Outrun Change

We need to learn quickly to keep up with the massive change around us so we don't get run over. We need to outrun change.

Details behind North Dakota oil production.

With a huge pad, lots of storage tanks, yet only three pumpjacks, notice how much room there is for more wells. Photo by James Ulvog.

Some background data for oil in North Dakota provides insight for the production info.

Drilling rigs have become more productive in recent years. In the past, say before 2014, the number of rigs directly tied into production levels. Now, with a variety of technologies, such as multi-well pads for example, the drilling time is down so the wells per rig are up.

A far lower number of rigs is needed to keep new well production rolling.

Rig count since 2010:

Once a well is drilled, it is essentially put on the shelf.

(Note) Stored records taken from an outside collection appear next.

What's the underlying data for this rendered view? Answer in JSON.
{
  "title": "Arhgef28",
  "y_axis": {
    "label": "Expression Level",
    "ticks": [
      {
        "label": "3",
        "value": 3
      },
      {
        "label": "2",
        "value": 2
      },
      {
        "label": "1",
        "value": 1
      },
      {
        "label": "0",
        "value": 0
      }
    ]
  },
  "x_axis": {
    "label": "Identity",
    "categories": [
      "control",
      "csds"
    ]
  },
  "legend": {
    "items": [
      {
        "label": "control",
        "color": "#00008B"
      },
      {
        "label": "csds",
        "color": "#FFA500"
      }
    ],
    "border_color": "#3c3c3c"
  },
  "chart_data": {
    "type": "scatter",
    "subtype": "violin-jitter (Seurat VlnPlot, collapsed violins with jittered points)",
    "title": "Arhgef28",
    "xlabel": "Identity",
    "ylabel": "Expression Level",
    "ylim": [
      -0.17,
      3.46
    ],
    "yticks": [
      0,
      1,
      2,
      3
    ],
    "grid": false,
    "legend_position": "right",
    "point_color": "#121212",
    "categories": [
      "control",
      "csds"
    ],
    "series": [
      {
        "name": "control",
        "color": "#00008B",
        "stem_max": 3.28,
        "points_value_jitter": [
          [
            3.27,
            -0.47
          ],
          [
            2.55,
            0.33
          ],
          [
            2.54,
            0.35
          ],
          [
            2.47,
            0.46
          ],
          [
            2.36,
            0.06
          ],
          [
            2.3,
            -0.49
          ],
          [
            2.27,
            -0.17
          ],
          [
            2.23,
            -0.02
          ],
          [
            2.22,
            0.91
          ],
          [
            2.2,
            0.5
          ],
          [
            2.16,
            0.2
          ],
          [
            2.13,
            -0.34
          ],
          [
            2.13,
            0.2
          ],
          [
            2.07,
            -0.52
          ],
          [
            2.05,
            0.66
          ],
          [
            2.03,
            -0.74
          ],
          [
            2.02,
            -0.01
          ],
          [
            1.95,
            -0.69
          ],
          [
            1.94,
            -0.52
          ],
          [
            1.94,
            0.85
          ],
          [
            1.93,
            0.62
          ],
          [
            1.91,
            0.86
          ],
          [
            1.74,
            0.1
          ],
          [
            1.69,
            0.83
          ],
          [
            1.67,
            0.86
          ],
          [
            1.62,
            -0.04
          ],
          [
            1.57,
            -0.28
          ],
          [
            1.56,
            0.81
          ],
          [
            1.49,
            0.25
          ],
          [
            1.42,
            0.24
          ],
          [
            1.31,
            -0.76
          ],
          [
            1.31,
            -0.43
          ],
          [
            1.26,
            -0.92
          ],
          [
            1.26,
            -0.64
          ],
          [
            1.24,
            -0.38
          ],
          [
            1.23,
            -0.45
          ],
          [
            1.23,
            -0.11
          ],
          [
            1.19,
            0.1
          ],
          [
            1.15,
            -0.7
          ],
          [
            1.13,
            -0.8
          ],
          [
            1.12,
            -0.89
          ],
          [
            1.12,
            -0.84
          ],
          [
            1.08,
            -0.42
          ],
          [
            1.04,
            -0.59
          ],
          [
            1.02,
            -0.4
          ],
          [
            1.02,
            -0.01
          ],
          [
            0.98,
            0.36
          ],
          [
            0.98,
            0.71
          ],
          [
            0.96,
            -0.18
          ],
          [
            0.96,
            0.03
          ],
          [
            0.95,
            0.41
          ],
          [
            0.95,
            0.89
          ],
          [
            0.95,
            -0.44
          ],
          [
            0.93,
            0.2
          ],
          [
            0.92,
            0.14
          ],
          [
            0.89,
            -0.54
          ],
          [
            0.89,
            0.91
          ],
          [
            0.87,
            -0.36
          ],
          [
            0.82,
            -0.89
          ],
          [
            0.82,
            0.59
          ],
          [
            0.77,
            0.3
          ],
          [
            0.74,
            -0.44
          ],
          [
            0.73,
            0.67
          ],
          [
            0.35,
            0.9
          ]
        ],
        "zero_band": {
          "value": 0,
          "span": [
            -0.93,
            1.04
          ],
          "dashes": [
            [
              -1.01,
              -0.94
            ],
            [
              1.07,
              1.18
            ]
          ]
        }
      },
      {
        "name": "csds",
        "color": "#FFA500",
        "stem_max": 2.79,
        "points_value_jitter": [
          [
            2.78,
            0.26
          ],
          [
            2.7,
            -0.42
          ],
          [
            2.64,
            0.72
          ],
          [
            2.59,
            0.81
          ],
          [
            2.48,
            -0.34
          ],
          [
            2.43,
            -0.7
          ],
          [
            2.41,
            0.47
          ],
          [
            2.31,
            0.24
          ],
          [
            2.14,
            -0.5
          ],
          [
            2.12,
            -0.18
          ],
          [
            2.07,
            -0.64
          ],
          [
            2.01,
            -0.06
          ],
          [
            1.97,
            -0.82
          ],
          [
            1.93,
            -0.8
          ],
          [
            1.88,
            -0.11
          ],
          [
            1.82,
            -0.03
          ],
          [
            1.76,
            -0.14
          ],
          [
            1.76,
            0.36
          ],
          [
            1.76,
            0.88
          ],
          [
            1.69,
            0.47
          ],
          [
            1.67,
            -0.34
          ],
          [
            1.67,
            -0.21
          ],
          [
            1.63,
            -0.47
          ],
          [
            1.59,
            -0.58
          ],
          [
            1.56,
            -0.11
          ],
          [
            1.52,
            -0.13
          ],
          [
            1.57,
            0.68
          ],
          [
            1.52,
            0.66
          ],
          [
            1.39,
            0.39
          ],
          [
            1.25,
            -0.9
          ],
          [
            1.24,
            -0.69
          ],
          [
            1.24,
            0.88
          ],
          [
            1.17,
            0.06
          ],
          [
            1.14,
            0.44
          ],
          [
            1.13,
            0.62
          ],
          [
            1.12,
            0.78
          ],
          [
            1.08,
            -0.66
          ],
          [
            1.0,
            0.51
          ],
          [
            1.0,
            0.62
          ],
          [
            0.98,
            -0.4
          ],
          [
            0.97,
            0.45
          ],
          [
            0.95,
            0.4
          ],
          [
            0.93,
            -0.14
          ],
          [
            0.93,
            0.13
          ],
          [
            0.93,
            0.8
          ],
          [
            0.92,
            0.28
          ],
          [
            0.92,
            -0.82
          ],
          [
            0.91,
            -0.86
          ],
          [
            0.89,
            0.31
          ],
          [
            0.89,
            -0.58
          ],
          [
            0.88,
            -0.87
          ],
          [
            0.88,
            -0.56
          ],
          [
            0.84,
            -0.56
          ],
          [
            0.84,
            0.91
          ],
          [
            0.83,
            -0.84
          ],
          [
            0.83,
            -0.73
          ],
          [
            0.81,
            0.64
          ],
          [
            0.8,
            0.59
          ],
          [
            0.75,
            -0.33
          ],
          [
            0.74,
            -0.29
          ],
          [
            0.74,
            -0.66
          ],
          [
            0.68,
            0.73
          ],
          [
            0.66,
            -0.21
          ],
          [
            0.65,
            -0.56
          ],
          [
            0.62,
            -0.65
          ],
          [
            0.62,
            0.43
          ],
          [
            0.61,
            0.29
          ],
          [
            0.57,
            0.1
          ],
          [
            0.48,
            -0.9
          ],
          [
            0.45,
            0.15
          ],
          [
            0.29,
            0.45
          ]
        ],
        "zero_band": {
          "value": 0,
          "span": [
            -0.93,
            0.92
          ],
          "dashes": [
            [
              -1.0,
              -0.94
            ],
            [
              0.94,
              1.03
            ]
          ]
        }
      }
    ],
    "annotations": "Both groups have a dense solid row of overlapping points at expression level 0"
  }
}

Completion is scheduled when there are fracking crews available and when the forecast price means it makes sense to bring the well into production.  Part of the efficiency is to drill multiple wells on a site one after another and then later have a fracking crew complete all the wells while their equipment is on site. All of this produces a ‘fracklog’, or backlog of wells waiting completion.

This inventory is large. I am actually surprised that the fracklog is quite stable. Not as much fluctuation as I would have expected.

For perspective, there were 1,246 wells completed in 2019 and 1,154 in 2018. With the fracklog count ranging from about 850 to around 950, that fracklog is large enough for about 8 or 10 months of completions. There’s about three-fourths of a year’s worth of completed wells sitting on the shelf.

Price is obviously a major factor driving how many rigs are running and at what pace drilled-but-uncompleted (DUC) wells are taken off the shelf. More than just the current price is the forecast price for some short time in the future. Since there is a disproportionate amount of oil produced in the first few months before output levels off, seems to me the best time to complete a bunch of fracklog sites would be when the forecast for oil is high about two through about five months out.

Drilling rig, working to provide gasoline for your car. Photo by James Ulvog.

Here is the price of sweet crude in the state, as listed in the monthly “Director’s Cut” report. Starting in September 2018 the report started listing the price for West Texas Intermediate.  Graph includes both prices. You can visibly see the discount for transportation costs.